Verdi moest zich neerleggen bij een lokale hebbelijkheid: de Parijzenaars wensten in een opera grote porties ballet te zien. Het is het type divertissement waarin men tegenwoordig grif de schaar zet. Niet Christof Loy. ‘Daarvoor is die balletmuziek veel te mooi. Bovendien hoort dans gewoon thuis in het genre van de grand opéra.’ Loy bedacht een list: naar 19de­eeuwse gewoonte bestelde hij een danslibretto. De Duitse schrijver-dramaturg Thomas Jonigk, specialist in smeulende familiekwesties, leverde de verhaallijn waarmee choreograaf Thomas Wilhelm voor de Amsterdamse productie aan de slag ging.

Wanneer de dansers verschijnen, heeft de jonge Siciliaan Henri net gehoord dat Montfort zijn vader is – de bezetter dus, die zijn geliefde Hélène in gijzeling houdt, na eerder al haar broer te hebben geëxecuteerd.

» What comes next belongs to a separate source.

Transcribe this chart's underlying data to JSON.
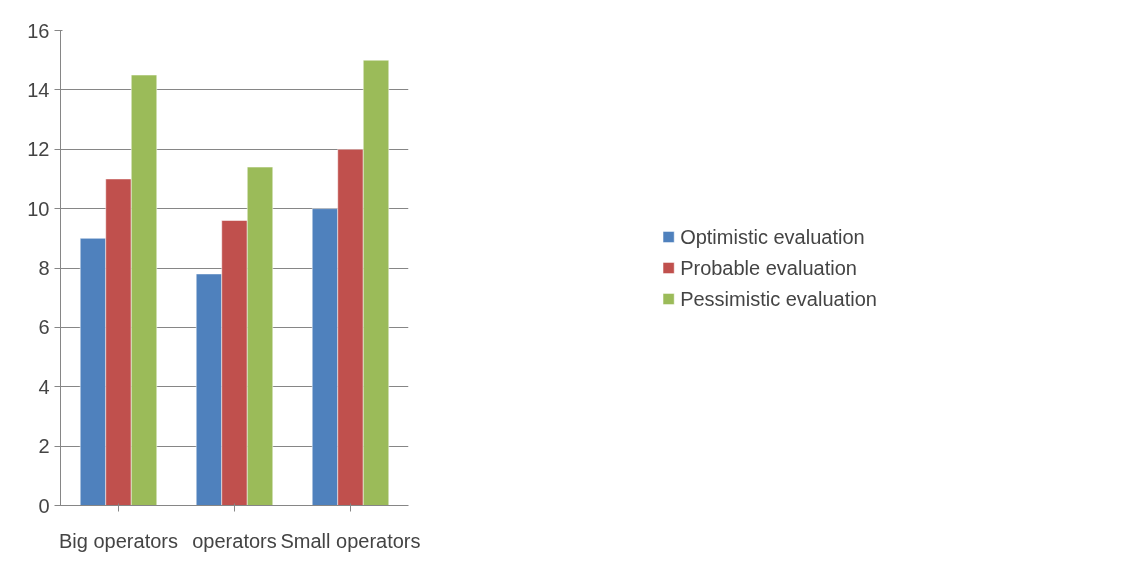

Loy: ‘Tegenover de nachtmerrie van de opera plaatst het ballet de wensdroom van Henri. Daarin schept hij een nieuw vaderbeeld, fantaseert over een ideale kindertijd en trouwt naar ieders geluk met Hélène.’
Opera, zegt de regisseur, gaat over utopieën: het vergezicht dat iedereen nodig heeft om te kunnen overleven. ‘Onze kwetsuren worden op de bühne getoond. Dat is pijnlijk, maar de wond kan genezen door de paradox dat er zo prachtig bij wordt gezongen. Ik beschouw opera als het ziekenhuis van de ziel.’